The former BET programming executive who was fired while on medical leave for breast cancer has filed a wrongful termination lawsuit against the Viacom cabler, accusing managers of fostering a hostile work environment that included retaliation when she complained to human resources.
Zola Mashariki, the former exec VP and head of original programming, maintains that she was subjected to harassment and discriminatory treatment at the hands of her supervisor, former BET programming president Stephen Hill. BET announced the departures of Hill, a 17-year network veteran, and Mashariki on March 29. Mashariki joined the cabler in May 2015 after 15 years as a creative executive with Fox Searchlight.
In the lawsuit filed Wednesday in Los Angeles federal court, Mashariki accused BET of “egregiously reckless and inhumane” treatment in her dismissal. She asserts in the complaint that she went on leave Feb. 6 for surgery related to her breast cancer diagnosis. She had been expected to return on Feb. 10 but her leave was extended by her doctors to April 11 after it was discovered that she had another form of breast cancer. Mashariki was based in Los Angeles, while Hill was in New York.

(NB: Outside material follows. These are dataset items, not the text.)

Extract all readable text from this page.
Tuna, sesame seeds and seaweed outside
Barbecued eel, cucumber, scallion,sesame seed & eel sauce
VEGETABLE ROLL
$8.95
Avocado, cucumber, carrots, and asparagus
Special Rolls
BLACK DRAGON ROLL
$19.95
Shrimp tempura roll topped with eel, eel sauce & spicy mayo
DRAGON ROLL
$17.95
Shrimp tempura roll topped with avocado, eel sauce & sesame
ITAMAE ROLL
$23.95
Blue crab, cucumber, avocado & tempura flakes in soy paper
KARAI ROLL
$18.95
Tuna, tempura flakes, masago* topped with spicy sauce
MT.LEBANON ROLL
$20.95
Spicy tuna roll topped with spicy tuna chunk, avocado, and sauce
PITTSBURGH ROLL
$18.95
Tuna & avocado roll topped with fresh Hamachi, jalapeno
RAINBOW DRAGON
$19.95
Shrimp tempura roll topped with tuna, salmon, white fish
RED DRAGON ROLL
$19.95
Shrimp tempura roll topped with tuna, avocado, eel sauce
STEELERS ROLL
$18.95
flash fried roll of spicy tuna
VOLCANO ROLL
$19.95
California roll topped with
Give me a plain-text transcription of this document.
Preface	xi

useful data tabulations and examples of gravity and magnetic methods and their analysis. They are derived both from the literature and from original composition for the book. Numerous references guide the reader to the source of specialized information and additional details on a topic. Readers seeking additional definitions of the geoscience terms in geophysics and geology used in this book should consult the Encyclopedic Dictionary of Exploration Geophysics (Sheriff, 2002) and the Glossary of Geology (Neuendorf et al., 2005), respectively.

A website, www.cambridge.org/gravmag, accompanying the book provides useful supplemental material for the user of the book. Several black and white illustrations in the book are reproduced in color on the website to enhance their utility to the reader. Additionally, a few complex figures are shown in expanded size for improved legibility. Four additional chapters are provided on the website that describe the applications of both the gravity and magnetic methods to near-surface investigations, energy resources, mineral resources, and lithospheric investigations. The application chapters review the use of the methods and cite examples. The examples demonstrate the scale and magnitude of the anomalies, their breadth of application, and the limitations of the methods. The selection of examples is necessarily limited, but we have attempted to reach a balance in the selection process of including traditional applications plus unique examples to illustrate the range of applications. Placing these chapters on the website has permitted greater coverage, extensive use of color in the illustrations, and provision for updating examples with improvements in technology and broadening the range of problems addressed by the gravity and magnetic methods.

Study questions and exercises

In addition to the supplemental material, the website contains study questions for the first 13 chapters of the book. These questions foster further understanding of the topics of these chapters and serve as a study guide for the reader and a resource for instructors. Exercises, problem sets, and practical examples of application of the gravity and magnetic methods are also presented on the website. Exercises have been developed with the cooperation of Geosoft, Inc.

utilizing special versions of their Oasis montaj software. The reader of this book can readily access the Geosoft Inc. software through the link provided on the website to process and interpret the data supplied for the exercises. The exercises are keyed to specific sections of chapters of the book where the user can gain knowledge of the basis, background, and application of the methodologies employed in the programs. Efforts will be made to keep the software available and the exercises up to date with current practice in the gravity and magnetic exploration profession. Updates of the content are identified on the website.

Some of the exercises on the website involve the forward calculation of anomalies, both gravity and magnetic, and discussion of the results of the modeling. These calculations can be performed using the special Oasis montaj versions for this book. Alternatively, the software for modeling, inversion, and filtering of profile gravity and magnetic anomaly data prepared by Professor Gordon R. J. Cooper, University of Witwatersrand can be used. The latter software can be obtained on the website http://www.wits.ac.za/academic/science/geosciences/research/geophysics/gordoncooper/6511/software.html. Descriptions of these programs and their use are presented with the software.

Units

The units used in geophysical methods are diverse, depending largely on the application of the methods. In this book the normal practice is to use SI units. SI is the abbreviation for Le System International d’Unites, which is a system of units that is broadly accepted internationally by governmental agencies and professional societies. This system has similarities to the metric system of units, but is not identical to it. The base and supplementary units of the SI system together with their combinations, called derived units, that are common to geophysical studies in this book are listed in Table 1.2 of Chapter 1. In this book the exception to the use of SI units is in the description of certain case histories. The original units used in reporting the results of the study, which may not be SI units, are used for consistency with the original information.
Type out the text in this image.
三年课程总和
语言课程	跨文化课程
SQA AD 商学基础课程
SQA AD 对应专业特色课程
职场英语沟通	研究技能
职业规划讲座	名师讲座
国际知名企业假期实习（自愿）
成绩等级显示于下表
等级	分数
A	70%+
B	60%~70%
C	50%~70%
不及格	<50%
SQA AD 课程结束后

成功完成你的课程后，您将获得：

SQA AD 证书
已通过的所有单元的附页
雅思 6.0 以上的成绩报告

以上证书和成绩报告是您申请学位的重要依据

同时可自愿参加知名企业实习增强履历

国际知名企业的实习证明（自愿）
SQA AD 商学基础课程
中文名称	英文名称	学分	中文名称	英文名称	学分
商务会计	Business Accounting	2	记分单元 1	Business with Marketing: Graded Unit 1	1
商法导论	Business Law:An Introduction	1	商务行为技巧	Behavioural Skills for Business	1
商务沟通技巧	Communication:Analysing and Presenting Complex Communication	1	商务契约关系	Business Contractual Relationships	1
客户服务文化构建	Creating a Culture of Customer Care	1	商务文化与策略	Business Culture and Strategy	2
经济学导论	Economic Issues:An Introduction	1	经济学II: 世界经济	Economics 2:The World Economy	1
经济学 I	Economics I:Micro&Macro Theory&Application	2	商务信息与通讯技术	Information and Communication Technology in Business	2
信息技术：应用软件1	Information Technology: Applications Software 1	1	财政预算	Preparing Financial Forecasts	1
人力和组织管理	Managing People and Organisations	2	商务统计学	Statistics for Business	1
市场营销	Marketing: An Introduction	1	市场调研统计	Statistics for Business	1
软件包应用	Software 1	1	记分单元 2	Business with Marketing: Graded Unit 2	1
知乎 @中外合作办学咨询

Mashariki’s complaint paints a damning picture of Hill as a boss who routinely imposed unusual scrutiny on her actions, took credit for her work, excluded her from key meetings and even sought to insert himself on screen into BET productions. The complaint details HR’s alleged lack of responsiveness to her complaints and retaliation that saw her performance reviews turn from glowing to unflattering. Mashariki also cites gender discrimination in alleging that she earned a lower salary than similarly situated male executives.
“Viacom, BET, and the mostly male leaders at both companies, foster a culture in which women, including Ms. Mashariki, are systematically discriminated against, harassed, intimidated, attacked, and exploited. Ms. Mashariki, like many other women at the company, was exploited for her around-the-clock work while men reaped the benefits and credit,” the complaint states. “Male executives, specifically Defendant Stephen Hill, BET’s President of Programming, encouraged conflict on Ms. Mashariki’s team and sought to disempower and demote her.”
Viacom denies Mashariki’s allegations and has vowed to contest the suit.
“These claims misrepresent the facts and are without merit. We strongly deny any allegation of wrongdoing and we intend to respond to the specific allegations in the course of legal proceedings,” a Viacom spokesman said in a statement. “At Viacom and BET, we take the health and well-being of our employees very seriously and we are committed to fostering an inclusive, diverse workplace that supports the success of all employees.”
Mashariki maintains that she complained to BET chairman-CEO Debra Lee directly about the treatment under Hill and made another formal complaint through her lawyer in November 2016. The complaint asserts that Hill was a “serial harasser” who was protected by BET’s senior management.
After the news of her termination was released by BET’s press department, Mashariki accused BET executives of “questioning the validity of her illness.”
Despite Lee’s presence as CEO, the complaint asserts that BET’s “misogynistic culture, which marginalizes, demeans, and undervalues women, begins at the top of the corporate structure.”